The Raymond Crawford project pictured here is one of my current TV projects. I’ll be able to do everything except the trees while watching. My plan for stitching the trees is too complex to do while watching. The silhouetted magi are dark and were done before it became a TV project. It’s a good example of a project that has elements that will and won’t work for TV stitching.
This got me thinking about what guidelines I follow. These days when we are at home, TV is our main source of entertainment. The key is to choose shows and needlepoint where it will be OK to have your attention divided because it will be divided.
First, let’s talk about TV. The advantage of having the TV on is having something in the distance to view while simultaneously having something to listen to. Both of these things are important. You need to be able to focus on something distant from your stitching on a regular basis. TV because the pictures change is perfect for this because you will naturally look up when you hear something interesting.
I watch shows that are somewhat familiar, often rewatching shows and movies I like. Because I know what’s coming I don’t have to watch constantly. A problem is trying to stitch and watch something where visual humor is important. To take an extreme pair, stitching when a symphony orchestra is on should work, but trying to watch a mime would not work.
The sound is important as well. With the dialog or music of TV, you have something to occupy part of your brain. At the same time, you don’t want something that will require too much attention. I don’t like audiobooks for this reason, I have to pay too much attention. My favorite TV to watch is baseball. The pace is nice, most of the time for our local broadcasters, there isn’t too much talk. For me, the pace of baseball with its natural pauses is good for stitching.
What you do not want is something where you must pay attention. For example, I can’t watch subtitled shows with any success and stitch — I have to look up too often.
But TV is only half the question. Finding the right project to do when stitching is at least as important. To me, this is the hardest part to get right and is the reason many folks can’t sit and watch TV at the same time.
Your project must be one where you don’t need to pay undivided attention. What this will be depends entirely on your habits as a stitcher. Examples of this are: new stitches, threads that need to be divided, shading, stitches where you need the diagram, and darker threads. Some of these might apply to you, some may not.

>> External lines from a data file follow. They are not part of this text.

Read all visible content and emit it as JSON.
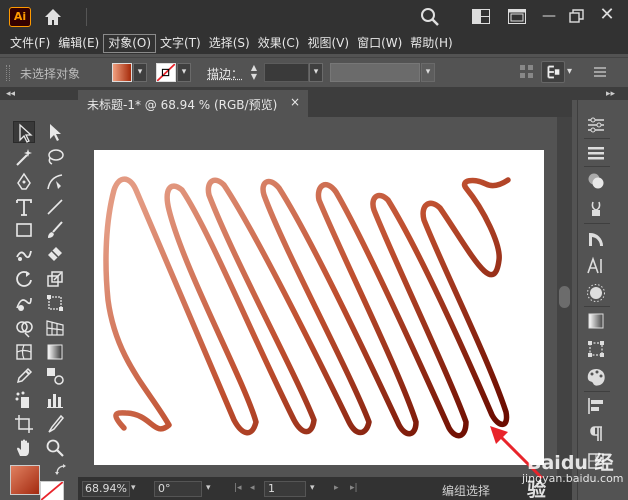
{
  "app": {
    "logo_text": "Ai",
    "window_controls": [
      "minimize-icon",
      "maximize-icon",
      "close-icon"
    ]
  },
  "menubar": {
    "items": [
      {
        "label": "文件(F)"
      },
      {
        "label": "编辑(E)"
      },
      {
        "label": "对象(O)",
        "active": true
      },
      {
        "label": "文字(T)"
      },
      {
        "label": "选择(S)"
      },
      {
        "label": "效果(C)"
      },
      {
        "label": "视图(V)"
      },
      {
        "label": "窗口(W)"
      },
      {
        "label": "帮助(H)"
      }
    ]
  },
  "controlbar": {
    "selection_status": "未选择对象",
    "stroke_label": "描边：",
    "stroke_weight": "",
    "fill_color": "#c65a36"
  },
  "document": {
    "tab_title": "未标题-1* @ 68.94 % (RGB/预览)",
    "close_glyph": "×"
  },
  "statusbar": {
    "zoom": "68.94%",
    "rotation": "0°",
    "page": "1",
    "status_text": "编组选择"
  },
  "watermark": {
    "text": "Baidu 经验",
    "url": "jingyan.baidu.com"
  },
  "colors": {
    "accent_orange": "#ff9a00",
    "stroke_gradient_start": "#e39a82",
    "stroke_gradient_end": "#6b0c00",
    "annotation_red": "#e8242b"
  }
}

The problem with new stitches and complex stitches is that you will need to look at the diagram, at least for awhile. You may also need to count. I find it very easy to get off the count when I’m watching TV. My solution to this is to start a stitch when the TV is not on, although I can listen to music. Once I feel confident about the stitch I can work while watching TV. Unhappily there are stitches I cannot do with divided attention. If a project has stitches like that, I work on other areas.
As a result, if I am stitching while watching TV I tend to use familiar stitches and threads. I don’t mind plying and recombining threads, but doing this can require more attention. If this is true for you, do this for many stitching lengths before you settle in for your TV and stitching session.
Dark areas can be a problem because often light where you stitch is not good. As I grow older this has become more of a problem. I stitch the other areas first and then put them aside to stitch in better light later. This is probably my biggest problem with stitching and watching TV these days.
Finally, stitching & TV doesn’t work well if you are not organized. Make sure your projects are ready to stitch. Be sure you have all your threads assembled. If you use them, be sure to have scissors, threaders, and needle minders close by. Have a place to put orts, at least temporarily. Last of all, have an extra project or two ready to go. I keep a small tote bag near my stitching chair with several projects in it. That way if I finish a project or need to switch to another project I have one to hand.
Stitching while watching TV may require you to do some experimentation. Don’t give up, you can do this!